The CCCP were one of the most important and influential punk bands of the '80s. The C.S.I. were the only group to offer an intellectually valid alternative to the (laudable) post-punk wave of the '90s. The P.G.R., however, another reincarnation of Ferretti and company, failed to develop a project that started from equally solid and innovative foundations.
This album confirms it. The lineup, devoid of Massimo Zamboni, now proposes, under the new name, a sort of world music that takes on sounds and rhythms entirely unusual for the band and its audience. Personally, while listening to them, I thought that there must have been some influence from an album by Andrea Chimenti from 1992, “La maschera del corvo nero,” which the group surely listened to and knows well (produced by Maroccolo and Magnelli). Unfortunately, the final result is disappointing. I believe the main problem is the excessive space that the group has given to the couple (in music and in life) Magnelli - Di Marco, which in my opinion has been a weak point of the band since the C.S.I. In particular, the saturated and monotonous sound of the keyboards, pretentiously renamed “magnellophoni,” creates an atmosphere of perpetual embarrassment, within which any other sound is belittled and lacks impact.

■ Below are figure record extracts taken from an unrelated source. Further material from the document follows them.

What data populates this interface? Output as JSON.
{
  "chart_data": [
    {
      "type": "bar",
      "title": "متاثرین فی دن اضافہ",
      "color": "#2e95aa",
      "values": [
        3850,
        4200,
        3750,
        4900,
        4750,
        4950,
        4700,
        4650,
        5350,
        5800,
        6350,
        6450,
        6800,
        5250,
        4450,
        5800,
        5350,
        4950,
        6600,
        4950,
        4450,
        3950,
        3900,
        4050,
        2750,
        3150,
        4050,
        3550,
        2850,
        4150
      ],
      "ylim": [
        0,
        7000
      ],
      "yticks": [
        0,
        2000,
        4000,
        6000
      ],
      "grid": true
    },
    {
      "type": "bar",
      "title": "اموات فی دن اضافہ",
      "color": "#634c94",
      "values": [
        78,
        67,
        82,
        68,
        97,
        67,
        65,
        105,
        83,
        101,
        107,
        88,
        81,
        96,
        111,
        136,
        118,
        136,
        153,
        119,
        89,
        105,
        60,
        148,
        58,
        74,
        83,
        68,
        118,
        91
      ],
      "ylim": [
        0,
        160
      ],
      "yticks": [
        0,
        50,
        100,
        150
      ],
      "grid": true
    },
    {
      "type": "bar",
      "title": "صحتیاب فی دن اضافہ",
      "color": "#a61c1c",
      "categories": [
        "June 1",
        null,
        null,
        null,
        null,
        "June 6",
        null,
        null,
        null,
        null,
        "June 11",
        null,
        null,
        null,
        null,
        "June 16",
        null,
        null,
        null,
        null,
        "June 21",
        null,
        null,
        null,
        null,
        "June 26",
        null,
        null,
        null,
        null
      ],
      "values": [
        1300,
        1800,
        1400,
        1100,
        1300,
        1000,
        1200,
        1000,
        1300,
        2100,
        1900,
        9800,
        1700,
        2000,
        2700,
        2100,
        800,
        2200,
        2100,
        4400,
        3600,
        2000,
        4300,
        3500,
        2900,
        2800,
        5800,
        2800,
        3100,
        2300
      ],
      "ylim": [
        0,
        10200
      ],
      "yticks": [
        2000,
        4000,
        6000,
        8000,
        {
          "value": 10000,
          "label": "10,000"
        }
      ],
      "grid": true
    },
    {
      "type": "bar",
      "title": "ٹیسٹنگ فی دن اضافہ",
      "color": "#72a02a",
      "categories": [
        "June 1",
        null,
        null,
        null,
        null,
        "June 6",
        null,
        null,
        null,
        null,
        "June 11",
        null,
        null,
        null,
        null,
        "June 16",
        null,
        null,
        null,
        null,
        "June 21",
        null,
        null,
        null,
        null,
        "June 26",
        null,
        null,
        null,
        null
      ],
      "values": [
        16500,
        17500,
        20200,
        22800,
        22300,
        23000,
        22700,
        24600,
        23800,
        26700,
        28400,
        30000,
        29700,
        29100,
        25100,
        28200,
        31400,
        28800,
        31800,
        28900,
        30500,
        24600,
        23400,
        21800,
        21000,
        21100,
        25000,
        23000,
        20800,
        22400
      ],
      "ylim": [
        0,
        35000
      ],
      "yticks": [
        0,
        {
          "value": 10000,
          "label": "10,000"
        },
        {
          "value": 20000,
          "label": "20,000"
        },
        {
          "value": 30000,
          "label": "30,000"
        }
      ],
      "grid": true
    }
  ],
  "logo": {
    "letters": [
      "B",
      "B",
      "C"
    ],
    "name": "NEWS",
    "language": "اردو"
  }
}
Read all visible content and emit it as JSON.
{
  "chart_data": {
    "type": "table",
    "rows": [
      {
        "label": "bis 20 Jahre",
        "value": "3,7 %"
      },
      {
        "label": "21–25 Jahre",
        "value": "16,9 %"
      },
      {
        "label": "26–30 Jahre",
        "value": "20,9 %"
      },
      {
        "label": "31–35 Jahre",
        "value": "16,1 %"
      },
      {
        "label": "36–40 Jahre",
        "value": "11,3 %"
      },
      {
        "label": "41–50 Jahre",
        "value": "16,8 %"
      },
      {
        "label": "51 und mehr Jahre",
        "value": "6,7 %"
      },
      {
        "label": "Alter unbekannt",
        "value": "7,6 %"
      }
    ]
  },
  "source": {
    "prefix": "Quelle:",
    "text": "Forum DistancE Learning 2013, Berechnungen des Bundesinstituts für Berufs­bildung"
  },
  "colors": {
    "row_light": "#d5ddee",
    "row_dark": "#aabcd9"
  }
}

The result of this work, a live document of the band (released in 2003), is even worse than the studio album. Indeed, it features new songs that, at the time of the concert, the group had composed, as well as reworkings of pieces from their repertoire, with alarming results. “Unità di produzione” (from the 1997 album Tabula Rasa Elettrificata), which had its backbone in the deep and robust bass line, is presented under a deluge of ethereal, dreamy, naive, dated keyboards. The singing, filtered through an improbable vocoder, gets lost in a sea of “Bontempi organ” style chords. Relegated to a corner, if you strain your ears, you can vaguely hear the guitar of Giorgio Canali. Tabula rasa mortified. What's missing is that dichotomy, represented by the back-and-forth between Ferretti and Zamboni which made the sound of previous works so personal and recognizable.
Having lost the visionary, anarchic, noise-making part of the band, the group cannot stand on its own. The result is that Ferretti's hieratic voice no longer finds the counterpoint of the guitarist’s abrasive, unbalanced, and improvised sound, but only keyboards, keyboards, keyboards. Zamboni, where are you?